The old saw of the real estate trade is that the only three things that really matter are location, location, and location. Not surprisingly, it’s the issue that my own decision has come to hinge upon.

Houses in the town of Covington can be divided roughly equally into two groups… those that have been either refinished and maintained over the years and those that are about to fall down. The line of demarcation between the two is stark and you will know immediately when you’ve passed over it. The house I’ve been toying with is close to that line… very close. The house I have been looking at is on a corner lot on one of the town’s main thoroughfares… make a turn onto one of the side streets and by the time you reach the end of the block, you’ve crossed the line… That’s how close it is.

Plenty of people, especially here in the south are going to say it’s a racial thing, but you’re going to have to take my word for it that it’s really not. Living in Howard County for so long has basically given me a level of ambivalence about who or what lives beside me as long as they leave me the hell alone. The reality is, however, this is still the South and that is a consideration I need to make when thinking in terms of ease of resale when the time comes to move on or up…

I suppose I could always build a giant privacy fence, put in a top-notch security system, ignore the neighbors down the block, and just pay attention to the amazing Georgian across the street…

This old house… again…

I don’t know what it is that makes me stand in the center hall of an turn-of-the-century house, knowing the back third of the foundation is currently being held up by jacks, that the back porch is quite literally in danger of falling off, and that the entire second floor joist system needs reinforced, and think… I can fix this.

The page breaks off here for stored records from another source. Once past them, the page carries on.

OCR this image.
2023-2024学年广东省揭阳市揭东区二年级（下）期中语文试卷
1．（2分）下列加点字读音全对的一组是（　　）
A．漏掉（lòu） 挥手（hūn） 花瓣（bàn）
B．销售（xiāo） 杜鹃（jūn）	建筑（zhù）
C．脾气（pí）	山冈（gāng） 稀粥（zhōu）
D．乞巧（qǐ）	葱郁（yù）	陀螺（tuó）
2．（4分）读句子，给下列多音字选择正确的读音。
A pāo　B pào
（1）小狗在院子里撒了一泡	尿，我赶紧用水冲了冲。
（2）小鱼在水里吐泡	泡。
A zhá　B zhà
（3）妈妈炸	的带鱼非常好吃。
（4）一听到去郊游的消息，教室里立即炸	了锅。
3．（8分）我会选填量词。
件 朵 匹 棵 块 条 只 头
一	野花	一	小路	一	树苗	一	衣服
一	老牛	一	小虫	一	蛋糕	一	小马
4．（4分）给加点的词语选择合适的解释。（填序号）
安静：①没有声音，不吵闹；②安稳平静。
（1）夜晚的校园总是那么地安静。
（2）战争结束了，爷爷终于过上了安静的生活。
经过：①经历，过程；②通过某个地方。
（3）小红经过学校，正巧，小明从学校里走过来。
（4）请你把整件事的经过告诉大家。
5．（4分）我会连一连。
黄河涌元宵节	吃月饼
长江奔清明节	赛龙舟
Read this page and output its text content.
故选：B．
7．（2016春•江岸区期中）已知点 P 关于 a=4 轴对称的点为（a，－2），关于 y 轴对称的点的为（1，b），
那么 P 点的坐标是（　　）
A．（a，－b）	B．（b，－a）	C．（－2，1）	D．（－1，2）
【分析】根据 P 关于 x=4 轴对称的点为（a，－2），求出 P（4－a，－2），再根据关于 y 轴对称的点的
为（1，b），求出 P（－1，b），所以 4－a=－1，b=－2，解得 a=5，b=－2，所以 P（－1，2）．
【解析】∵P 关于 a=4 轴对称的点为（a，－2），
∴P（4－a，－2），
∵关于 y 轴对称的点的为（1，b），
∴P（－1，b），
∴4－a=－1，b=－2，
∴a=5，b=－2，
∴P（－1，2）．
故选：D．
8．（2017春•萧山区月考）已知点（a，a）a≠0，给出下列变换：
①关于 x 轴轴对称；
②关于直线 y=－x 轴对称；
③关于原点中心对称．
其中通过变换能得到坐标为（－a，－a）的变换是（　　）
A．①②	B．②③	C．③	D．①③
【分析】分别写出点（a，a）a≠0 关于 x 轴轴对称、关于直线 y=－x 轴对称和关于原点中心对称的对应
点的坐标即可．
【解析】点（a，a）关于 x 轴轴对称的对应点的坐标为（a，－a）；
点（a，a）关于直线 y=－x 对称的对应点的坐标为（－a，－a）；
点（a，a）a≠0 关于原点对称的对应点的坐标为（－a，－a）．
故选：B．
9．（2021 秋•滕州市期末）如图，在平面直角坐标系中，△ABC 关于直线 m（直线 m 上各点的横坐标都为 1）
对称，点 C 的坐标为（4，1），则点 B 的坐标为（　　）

Sure, the place has 16 foot ceilings on both floors, bedrooms that have more square footage than my apartment, and a room downstairs that screams to have floor-to-ceiling book shelves installed, but it also has a bathroom in what should be the butler’s pantry, walls where doors should be, and a kitchen upstairs in what, apparently was once an apartment…. And then there is the location… on the old maple-lined main street, in a neighborhood that has been placed on the National Register, a block from the town square and it’s hundred and fifty year old courthouse.

The asking price is low, in part because of the work that needs done… not quite a gut-job, but close (kitchen, bathrooms, several walls, etc. need go, second floor needs to be reinforced)… but also because the old lady who now owns the place wants to sell to someone who will bring her childhood home back in line with the rest of the neighborhood. The price is low enough, actually, to probably do $100,000 restoration and still be safely inside the margin if I had to resell within a few years.

I know I can bring the fiduciary resources to bear, but can I bring the time and patience to live in a construction zone, with a microwave, hotplate, and “hand shower,” while the contactor guts the electrical, bathrooms, and kitchen, does the structural work, and gets everything to a point where I can do the finish work?

It’s a hell of a project… and could be a hell of a house. Of course I could buy one of the smaller places in the same neighborhood that have already had the heavy lifting done. They wouldn’t quite be in the same “prominent” place in town, but still in the historic district… and more or less ready to move in.

The handwriting is pretty much on the wall that I will be moving here in the next six months and I think I have settled in on an area that could easily be home. Now I just need to stop looking at home improvement pornography and figure out what I can realistically accomplish.